# Metadata of NDBC Buoys

Most important is the GPS location of the buoys. Later, also sensor hights etc could be added here.

The goal for now is to build a Dataframe including the buoy ID as key and the buoys latitude and longitude.

## Metadata in XML
The metadata in XML is available at:
http://www.ndbc.noaa.gov/metadata/stationmetadata.xml
The supporting XML schema can be found at:
http://www.ndbc.noaa.gov/metadata/stationmetadata.xsd

This file contains the historical metadata back to 2000 for all stations on the NDBC
website. Limited metadata is available for non-NDBC stations. The file is generated once
daily at midnight U.S. Central Time (05:00 UTC during daylight saving time or 06:00 UTC
during standard time).

Note: this file is fairly new and there were some inconsistencies in our older metadata, so this
file is not 100% accurate, however, it is the best representation of the station history from our
perspective.

Source: https://www.ndbc.noaa.gov/docs/ndbc_web_data_guide.pdf (chapter 6)

## Usefull Tutorial:
https://www.studytonight.com/python-howtos/how-to-read-xml-file-in-python#:~:text=To%20read%20an%20XML%20file,XML%20file%20using%20getroot()%20.

In [2]:
import pandas as pd
from bs4 import BeautifulSoup

In [3]:
with open("../data/metadata_01_14_2023.xml", 'r') as f:
    data = f.read()

In [4]:
# Passing the stored data inside the beautifulsoup parser
bs_data = BeautifulSoup(data, 'xml')

In [5]:
# Finding all instances of tag
stations = bs_data.find_all('stations')[0]
# print(stations)

In [6]:
station_list = stations.find_all("station")
# station_list[0]

In [7]:
ids = []
lats = []
lons = []

for station in station_list:
    ids.append(station['id'])

    histories = station.find_all("history")

    current_lat = []
    current_lon = []
    for history in histories:
        current_lat.append(float(history['lat']))
        current_lon.append(float(history['lng']))

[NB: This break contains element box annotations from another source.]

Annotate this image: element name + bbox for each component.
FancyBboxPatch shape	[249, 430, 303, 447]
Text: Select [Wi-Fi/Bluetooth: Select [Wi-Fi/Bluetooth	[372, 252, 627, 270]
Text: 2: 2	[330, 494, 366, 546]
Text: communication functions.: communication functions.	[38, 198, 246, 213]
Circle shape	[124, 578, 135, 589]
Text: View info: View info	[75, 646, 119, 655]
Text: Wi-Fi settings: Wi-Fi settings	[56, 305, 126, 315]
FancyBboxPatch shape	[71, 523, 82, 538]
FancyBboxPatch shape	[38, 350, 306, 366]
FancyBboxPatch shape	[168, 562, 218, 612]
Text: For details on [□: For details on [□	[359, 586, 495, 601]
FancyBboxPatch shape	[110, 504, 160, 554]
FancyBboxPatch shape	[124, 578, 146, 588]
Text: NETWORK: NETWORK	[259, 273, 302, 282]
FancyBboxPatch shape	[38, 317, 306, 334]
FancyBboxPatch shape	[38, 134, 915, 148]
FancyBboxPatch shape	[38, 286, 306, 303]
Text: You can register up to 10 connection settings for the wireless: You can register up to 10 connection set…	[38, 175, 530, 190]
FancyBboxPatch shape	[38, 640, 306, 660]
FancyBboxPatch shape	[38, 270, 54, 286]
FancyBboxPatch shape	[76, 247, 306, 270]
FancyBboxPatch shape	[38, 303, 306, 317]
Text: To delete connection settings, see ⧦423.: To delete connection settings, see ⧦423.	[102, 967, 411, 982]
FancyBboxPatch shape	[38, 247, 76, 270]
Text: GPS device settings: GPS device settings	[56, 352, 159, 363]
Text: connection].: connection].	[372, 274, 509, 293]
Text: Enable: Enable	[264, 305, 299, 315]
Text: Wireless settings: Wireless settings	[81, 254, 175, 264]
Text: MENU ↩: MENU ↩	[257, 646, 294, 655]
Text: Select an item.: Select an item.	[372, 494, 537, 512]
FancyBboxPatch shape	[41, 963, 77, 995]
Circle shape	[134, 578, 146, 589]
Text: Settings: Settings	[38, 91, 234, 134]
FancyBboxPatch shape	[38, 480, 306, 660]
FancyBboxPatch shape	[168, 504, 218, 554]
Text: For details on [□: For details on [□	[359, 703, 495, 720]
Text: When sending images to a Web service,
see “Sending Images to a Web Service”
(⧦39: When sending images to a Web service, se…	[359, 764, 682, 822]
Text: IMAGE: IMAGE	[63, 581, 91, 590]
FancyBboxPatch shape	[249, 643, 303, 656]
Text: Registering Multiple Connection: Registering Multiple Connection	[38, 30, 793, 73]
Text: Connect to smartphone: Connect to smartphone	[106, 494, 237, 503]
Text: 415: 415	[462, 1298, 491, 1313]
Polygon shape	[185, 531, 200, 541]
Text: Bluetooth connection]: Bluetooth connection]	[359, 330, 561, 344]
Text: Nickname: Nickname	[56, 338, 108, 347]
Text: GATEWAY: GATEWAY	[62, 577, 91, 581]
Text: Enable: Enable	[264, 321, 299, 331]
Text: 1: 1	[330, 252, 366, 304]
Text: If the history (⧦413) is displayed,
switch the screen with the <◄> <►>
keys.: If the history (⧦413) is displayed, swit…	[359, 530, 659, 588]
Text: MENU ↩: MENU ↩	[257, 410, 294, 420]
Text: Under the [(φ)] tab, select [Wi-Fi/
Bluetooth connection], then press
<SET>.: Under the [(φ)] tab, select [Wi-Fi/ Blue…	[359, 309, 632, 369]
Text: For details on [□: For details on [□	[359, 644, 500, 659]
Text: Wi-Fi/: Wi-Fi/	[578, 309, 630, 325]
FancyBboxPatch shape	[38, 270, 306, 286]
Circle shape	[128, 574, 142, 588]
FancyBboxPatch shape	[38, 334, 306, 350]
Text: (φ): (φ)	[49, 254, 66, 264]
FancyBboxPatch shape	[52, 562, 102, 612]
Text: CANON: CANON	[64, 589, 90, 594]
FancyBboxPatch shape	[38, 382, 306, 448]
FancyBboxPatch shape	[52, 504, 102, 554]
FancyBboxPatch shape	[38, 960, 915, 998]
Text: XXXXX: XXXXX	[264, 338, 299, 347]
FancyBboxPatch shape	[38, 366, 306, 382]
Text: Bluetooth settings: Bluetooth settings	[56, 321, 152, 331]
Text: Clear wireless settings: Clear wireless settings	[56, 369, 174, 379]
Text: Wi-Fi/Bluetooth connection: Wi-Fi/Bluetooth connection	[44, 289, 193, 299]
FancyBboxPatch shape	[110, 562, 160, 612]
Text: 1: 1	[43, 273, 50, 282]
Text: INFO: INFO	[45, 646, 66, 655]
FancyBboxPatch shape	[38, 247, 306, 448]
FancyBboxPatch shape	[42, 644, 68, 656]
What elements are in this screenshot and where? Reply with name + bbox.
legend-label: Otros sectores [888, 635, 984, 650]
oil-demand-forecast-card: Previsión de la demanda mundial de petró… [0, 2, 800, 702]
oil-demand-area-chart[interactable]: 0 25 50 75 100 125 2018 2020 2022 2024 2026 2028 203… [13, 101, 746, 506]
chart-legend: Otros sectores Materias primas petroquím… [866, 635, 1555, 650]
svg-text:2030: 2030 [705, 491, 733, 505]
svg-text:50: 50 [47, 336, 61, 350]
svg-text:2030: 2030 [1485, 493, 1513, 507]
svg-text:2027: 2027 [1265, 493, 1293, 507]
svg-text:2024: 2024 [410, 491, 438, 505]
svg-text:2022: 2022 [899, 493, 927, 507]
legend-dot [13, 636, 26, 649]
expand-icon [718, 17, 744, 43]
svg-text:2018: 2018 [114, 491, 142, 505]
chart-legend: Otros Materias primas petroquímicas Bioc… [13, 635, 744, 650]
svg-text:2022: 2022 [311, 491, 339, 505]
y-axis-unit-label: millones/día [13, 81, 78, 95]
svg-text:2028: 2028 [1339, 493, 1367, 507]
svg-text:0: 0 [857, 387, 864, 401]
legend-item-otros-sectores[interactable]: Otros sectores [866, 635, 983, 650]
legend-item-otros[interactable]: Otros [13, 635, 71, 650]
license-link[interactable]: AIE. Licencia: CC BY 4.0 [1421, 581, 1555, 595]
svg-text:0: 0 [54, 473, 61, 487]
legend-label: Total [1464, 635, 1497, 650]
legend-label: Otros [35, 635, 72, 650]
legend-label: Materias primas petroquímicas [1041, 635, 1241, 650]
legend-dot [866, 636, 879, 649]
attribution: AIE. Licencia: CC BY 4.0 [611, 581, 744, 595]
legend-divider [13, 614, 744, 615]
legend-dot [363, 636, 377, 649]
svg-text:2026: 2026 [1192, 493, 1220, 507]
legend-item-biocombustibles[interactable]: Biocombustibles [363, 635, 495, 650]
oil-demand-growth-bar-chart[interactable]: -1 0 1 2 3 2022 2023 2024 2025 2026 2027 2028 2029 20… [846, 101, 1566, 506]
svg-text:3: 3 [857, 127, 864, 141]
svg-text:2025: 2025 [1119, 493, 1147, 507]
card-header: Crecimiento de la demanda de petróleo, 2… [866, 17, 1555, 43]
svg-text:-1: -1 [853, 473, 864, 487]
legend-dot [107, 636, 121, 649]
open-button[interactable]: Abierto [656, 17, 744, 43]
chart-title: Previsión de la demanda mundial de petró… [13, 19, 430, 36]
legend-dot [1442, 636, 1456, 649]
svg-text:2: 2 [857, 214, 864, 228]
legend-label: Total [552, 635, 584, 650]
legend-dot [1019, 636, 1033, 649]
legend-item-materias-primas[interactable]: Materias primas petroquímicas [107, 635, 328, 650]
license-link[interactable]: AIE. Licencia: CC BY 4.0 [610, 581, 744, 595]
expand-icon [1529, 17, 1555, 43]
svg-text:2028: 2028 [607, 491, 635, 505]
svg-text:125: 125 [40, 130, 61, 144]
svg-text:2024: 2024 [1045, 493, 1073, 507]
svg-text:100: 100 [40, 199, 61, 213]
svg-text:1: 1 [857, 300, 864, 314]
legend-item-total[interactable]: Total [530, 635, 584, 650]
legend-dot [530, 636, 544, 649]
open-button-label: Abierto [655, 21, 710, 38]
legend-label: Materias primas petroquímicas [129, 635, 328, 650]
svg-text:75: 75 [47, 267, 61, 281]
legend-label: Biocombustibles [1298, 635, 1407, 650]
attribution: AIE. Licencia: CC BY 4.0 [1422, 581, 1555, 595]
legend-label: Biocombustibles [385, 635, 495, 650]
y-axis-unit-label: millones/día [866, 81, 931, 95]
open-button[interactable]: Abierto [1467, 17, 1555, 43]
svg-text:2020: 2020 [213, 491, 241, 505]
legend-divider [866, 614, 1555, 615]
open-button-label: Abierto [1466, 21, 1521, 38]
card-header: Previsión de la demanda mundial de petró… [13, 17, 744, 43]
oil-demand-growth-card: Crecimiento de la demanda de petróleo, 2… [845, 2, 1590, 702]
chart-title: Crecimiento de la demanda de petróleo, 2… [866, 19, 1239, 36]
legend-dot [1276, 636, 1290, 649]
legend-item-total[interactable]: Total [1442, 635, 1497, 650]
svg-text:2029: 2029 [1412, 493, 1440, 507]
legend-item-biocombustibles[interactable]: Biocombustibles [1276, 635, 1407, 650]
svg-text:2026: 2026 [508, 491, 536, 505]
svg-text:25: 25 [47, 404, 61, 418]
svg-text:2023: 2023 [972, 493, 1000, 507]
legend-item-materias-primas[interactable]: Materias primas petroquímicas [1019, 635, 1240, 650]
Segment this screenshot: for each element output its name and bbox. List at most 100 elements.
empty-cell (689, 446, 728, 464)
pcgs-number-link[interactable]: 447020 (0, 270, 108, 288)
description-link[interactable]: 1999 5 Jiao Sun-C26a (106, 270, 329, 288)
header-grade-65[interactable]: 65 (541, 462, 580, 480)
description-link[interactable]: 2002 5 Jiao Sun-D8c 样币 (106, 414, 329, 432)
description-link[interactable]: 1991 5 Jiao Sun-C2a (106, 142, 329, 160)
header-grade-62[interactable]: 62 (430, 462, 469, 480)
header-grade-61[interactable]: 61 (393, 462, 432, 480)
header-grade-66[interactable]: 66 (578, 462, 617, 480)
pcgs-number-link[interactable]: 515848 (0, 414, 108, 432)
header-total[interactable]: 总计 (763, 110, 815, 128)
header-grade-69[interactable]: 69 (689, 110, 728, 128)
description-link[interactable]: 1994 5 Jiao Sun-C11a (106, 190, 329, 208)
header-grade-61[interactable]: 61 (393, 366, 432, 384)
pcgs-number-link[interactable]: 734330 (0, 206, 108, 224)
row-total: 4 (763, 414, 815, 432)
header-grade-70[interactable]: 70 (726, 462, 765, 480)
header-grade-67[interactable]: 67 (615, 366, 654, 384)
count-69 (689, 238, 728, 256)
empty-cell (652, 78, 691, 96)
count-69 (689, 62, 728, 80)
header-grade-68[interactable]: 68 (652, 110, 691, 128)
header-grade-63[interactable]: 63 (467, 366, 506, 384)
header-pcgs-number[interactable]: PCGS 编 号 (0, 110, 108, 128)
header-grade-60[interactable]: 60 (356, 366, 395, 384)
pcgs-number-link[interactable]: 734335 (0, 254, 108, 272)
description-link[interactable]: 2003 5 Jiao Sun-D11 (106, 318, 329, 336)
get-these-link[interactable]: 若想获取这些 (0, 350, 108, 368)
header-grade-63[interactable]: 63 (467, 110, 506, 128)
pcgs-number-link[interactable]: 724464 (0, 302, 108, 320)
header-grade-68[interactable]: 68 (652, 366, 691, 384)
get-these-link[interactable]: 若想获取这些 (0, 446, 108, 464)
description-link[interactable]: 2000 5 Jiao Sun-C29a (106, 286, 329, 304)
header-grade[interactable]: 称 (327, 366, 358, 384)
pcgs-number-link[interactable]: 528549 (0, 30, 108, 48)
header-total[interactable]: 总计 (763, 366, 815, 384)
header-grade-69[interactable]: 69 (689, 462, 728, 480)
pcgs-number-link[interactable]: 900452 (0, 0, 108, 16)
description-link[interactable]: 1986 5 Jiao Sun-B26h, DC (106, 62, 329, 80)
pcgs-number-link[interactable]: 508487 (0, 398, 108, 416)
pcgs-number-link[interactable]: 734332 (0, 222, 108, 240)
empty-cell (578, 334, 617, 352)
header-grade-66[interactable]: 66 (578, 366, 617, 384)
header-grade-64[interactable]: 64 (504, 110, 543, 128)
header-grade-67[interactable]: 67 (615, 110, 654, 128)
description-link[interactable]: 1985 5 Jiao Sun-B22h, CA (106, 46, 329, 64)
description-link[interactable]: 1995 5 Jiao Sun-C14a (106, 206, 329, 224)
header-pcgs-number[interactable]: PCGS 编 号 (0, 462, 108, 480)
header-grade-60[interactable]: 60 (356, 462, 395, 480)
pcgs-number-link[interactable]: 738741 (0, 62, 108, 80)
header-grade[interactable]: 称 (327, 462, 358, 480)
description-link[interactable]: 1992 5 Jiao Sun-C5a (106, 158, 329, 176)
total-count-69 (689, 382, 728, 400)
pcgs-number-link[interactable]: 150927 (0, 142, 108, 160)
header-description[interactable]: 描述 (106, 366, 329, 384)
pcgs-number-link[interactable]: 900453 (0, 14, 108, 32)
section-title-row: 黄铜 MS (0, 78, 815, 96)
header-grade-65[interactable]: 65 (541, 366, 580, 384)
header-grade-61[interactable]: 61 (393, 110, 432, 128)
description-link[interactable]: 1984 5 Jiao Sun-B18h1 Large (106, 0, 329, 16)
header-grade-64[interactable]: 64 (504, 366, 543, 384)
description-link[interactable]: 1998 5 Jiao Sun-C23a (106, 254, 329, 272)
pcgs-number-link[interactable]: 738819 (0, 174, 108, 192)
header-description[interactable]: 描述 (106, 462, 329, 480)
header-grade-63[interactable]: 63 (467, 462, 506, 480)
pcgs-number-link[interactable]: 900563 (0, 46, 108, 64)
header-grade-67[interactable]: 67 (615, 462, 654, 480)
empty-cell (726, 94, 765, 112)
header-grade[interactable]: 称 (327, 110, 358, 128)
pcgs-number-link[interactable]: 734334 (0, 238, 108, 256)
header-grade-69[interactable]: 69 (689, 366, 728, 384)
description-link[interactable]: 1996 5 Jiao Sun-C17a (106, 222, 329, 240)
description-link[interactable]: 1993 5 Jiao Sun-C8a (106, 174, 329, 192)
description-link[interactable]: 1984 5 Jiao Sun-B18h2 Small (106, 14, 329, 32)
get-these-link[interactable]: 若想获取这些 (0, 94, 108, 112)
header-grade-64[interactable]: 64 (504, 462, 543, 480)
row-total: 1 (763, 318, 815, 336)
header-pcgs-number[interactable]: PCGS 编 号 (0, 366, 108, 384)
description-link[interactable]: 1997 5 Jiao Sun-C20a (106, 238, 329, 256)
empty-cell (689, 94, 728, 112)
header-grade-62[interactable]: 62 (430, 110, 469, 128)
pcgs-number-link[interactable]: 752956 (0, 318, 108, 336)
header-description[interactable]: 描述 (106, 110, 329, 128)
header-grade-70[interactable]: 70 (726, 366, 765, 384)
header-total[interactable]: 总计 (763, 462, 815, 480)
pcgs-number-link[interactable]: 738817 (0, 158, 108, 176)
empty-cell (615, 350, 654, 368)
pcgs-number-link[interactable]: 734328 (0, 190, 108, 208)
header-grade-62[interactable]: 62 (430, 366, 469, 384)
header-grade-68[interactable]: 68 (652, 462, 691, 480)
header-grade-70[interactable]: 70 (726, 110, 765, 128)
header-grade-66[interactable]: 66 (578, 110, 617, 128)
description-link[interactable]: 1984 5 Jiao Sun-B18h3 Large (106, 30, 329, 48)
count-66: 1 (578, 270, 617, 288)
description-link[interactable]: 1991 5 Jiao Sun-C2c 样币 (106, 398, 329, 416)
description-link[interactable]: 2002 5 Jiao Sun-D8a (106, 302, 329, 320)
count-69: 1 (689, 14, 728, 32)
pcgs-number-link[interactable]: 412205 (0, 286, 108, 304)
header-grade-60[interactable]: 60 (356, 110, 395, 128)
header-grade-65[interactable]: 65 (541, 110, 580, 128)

    average_lat = (sum(current_lat) / len(current_lat))
    average_lon = (sum(current_lon) / len(current_lon))

    #Round to value that matches ERA5 grid
    #   Reanalysis: 0.25° x 0.25° (atmosphere),
    #               0.5° x  0.5°  (ocean waves)
    #   Mean, spread and members: 0.5° x 0.5° (atmosphere),
    #                             1°   x 1°   (ocean waves)
    # For now, I do round to 0.5° but this may need to be adopted
    average_lat = round(average_lat * 2) / 2
    average_lon = round(average_lon * 2) / 2

    lats.append(average_lat)
    lons.append(average_lon)

metadata = pd.DataFrame({
    "StationID": ids,
    "lat": lats,
    "lon": lons,
})

metadata

Unnamed: 0,StationID,lat,lon
0,0Y2W3,45.0,-87.5
1,18CI3,41.5,-87.0
2,20CM4,42.0,-86.5
3,21346,40.5,146.0
4,21347,39.5,146.0
...,...,...,...
1406,YGNN6,43.5,-79.0
1407,YKRV2,37.0,-76.5
1408,YKTV2,37.0,-76.5
1409,YRSV2,37.5,-76.5


In [8]:
metadata.to_csv("../data/my_metadata.csv", index=False)